Unicode code points in the following code point ranges are always valid in XML 1.1 documents (https://en.wikipedia.org/wiki/Valid_characters_in_XML)

  • U+0001 …​ U+D7FF, U+E000 …​ U+FFFD: this includes most C0 and C1 control characters, but excludes some (not all) non-characters in the BMP (surrogates, U+FFFE and U+FFFF are forbidden);

  • U+10000 …​ U+10FFFF: this includes all code points in supplementary planes, including non-characters.
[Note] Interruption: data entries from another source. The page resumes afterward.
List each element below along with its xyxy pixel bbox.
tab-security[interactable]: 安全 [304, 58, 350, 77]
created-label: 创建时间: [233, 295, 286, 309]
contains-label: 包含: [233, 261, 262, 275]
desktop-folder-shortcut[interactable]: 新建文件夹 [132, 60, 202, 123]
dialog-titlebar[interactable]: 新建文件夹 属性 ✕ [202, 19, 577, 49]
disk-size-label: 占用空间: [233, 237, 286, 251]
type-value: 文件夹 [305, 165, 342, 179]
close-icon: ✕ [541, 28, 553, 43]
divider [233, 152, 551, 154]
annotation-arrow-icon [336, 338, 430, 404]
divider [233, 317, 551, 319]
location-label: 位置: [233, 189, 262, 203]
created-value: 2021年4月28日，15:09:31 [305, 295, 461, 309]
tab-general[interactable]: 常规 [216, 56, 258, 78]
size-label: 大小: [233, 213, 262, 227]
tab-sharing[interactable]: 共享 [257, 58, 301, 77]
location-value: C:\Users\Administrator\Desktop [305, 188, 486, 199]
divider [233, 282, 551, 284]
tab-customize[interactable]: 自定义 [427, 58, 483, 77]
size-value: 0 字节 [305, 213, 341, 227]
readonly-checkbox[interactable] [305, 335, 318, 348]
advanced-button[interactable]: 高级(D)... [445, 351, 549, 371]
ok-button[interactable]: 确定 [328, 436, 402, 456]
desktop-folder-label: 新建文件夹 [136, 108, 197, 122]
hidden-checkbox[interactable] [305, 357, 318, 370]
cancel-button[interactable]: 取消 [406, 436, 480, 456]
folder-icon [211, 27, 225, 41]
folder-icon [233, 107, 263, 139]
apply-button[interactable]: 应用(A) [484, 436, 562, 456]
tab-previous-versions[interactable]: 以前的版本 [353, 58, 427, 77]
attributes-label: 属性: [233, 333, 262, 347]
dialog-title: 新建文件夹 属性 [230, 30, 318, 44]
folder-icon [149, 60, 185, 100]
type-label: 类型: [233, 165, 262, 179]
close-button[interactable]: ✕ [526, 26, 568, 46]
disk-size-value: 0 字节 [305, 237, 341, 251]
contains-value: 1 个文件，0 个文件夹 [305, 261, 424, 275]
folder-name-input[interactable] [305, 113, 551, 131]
  • The preceding code points ranges contain the following controls which are only valid in certain contexts in XML 1.1 documents, and whose usage is restricted and highly discouraged:

  • U+0001 …​ U+0008, U+000B …​ U+000C, U+000E …​ U+001F: this includes most (not all) C0 control characters

  • U+007F …​ U+0084, U+0086 …​ U+009F : this includes a C0 control character, and all but one C1 control.

Allowed encodings

  • Implicitly unless indicated otherwise in prolog ( eg. <?xml version=" 1. 0" encoding="Windows-1250"?>) then UTF-8 or UTF-16 is used.

  • The distinction between UTF-8 and UTF-16 is done according to the first two bytes of the document entity (ie. file), by so-called byte-order-mark xFFFE.

  • If not present, UTF-8 is assumed, thus UTF-8 is the implicit encoding of UNICODE in XML.

Character entities

  • Enable writing characters not present in current available font on screen/print

  • Mean to write chars having otherwise a special meaning (i.e. markup in XML)

Syntax of entities

A numeric character reference refers to a character by its Universal Character Set/Unicode code point, and uses the format:

&#nnnn;

or

&#xhhhh;

where nnnn is the code point in decimal form, and hhhh is the code point in hexadecimal form. The x must be lowercase in XML documents. The nnnn or hhhh may be any number of digits and may include leading zeros. The hhhh may mix uppercase and lowercase, though uppercase is the usual style.

Named entities

In contrast, a character entity reference refers to a character by the name of an entity which has the desired character as its replacement text. The entity must either be predefined (built into the markup language) or explicitly declared in a Document Type Definition (DTD). The format is the same as for any entity reference:

&name;

where name is the case-sensitive name of the entity. The semicolon is required.